Correcgt! We have already generated $250,000 in revenue from our first customer, Stripe. Even though we are a non-profit focused on advancing the science, we can still generate all the revenue required, and we hope our project will be self-sustaining...
Thank you for your kind words! We have been getting a decent amount of attention lately, but we are very much heads down, working on our science and deployment of our experiments. We announced in April, on Earth Day, that we have found a pair of bays in the Caribbean where we will run our first experiment(s). And in May, Stripe announced their selection of CDR purchases and we were selected for 3333.33 tonnes @ $75.

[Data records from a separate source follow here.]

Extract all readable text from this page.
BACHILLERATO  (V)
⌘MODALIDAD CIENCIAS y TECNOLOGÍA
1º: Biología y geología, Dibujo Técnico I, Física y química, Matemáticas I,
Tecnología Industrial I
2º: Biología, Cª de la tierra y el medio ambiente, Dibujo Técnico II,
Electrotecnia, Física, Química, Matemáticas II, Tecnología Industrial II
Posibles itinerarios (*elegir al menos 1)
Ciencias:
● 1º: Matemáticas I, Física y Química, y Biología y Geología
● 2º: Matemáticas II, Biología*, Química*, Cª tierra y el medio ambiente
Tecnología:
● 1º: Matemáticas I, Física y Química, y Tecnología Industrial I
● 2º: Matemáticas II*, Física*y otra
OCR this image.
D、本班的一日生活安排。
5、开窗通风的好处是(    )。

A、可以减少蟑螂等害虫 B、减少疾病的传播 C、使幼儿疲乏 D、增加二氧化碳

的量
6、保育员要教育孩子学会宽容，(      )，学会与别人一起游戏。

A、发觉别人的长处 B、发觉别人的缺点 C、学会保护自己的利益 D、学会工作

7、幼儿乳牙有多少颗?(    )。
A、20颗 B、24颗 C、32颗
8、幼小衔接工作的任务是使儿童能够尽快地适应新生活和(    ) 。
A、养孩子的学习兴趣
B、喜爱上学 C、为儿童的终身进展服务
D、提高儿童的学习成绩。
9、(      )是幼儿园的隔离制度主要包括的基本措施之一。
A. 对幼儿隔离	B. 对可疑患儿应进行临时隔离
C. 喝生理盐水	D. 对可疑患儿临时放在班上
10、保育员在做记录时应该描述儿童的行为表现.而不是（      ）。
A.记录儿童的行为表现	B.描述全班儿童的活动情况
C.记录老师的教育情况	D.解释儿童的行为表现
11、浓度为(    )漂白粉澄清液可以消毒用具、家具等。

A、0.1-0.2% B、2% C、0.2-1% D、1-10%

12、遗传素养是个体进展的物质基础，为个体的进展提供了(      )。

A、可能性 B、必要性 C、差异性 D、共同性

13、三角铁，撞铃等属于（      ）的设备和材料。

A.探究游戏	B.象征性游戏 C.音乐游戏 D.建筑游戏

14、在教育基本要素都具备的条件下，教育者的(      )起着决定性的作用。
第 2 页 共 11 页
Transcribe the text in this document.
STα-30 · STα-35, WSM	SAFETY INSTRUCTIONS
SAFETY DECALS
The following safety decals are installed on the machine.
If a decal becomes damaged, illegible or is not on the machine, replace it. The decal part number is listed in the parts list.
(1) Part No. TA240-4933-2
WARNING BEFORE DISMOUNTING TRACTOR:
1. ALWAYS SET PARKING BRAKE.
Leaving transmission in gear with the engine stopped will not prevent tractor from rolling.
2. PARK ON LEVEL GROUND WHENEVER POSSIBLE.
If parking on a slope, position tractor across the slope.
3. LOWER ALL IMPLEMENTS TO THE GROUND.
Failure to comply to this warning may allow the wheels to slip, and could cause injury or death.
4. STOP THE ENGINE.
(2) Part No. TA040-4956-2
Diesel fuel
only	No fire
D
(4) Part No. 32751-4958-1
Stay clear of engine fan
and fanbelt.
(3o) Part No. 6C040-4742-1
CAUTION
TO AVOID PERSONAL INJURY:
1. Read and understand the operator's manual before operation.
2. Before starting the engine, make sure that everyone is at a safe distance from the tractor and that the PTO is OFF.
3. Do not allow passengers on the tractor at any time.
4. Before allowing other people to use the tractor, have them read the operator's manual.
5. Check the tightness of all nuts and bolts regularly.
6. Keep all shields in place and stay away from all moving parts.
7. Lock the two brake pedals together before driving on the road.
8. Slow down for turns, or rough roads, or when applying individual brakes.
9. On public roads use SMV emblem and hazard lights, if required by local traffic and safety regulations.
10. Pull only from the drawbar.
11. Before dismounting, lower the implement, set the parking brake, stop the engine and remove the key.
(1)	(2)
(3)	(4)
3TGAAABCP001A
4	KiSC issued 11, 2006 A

There was a lot going on in the world at the time when it was announced (and for whatever reason Stripe's post or the following article didn't receive traction on HN), but
that announcement made it into Reuters-> Stripe picks $1 million in carbon-removal projects to spur industry
https://www.reuters.com/article/climate-change-stripe/stripe...
This was our first bigger article, that came from our poster in December at the American Geophysical Union with our plan to take our coastal enhanced weathering "from the lab to the beach"-> Could putting pebbles on beaches help solve climate change?
https://www.sfchronicle.com/environment/article/Could-puttin...
And more are on the way! That said, we are working really hard right now to have our pilot projects and foundational research completed, published, peer-reviewed, and CDR process certified in time for the UN IPCC's first global stocktake in 2023. At that time, countries will have to take account for how they will meet their targets and update their plans. We are working to make sure our process is ready to go by then for deployment.
>"The Paris Agreement offers a dynamic but durable framework for increasing climate action over time. One of the sources for this dynamism is the “global stocktake“ – a moment every five years for all countries to pause and account for what has been achieved so far, and what must still be done, to achieve the goals of the Paris Agreement."
https://www.wri.org/blog/2017/05/insider-designing-global-st...
Can you please explain where all the olivine is found? I can't think where I have seen any amount of it, other than on a few beaches in Hawaii. Descriptions of the project seem to suggest it is extremely abundant somewhere. Where?
Just hearing about this from the thread, I'm getting a IPFS vibe from this. It would be interesting to see that tech get more native integration with the browser from this idea.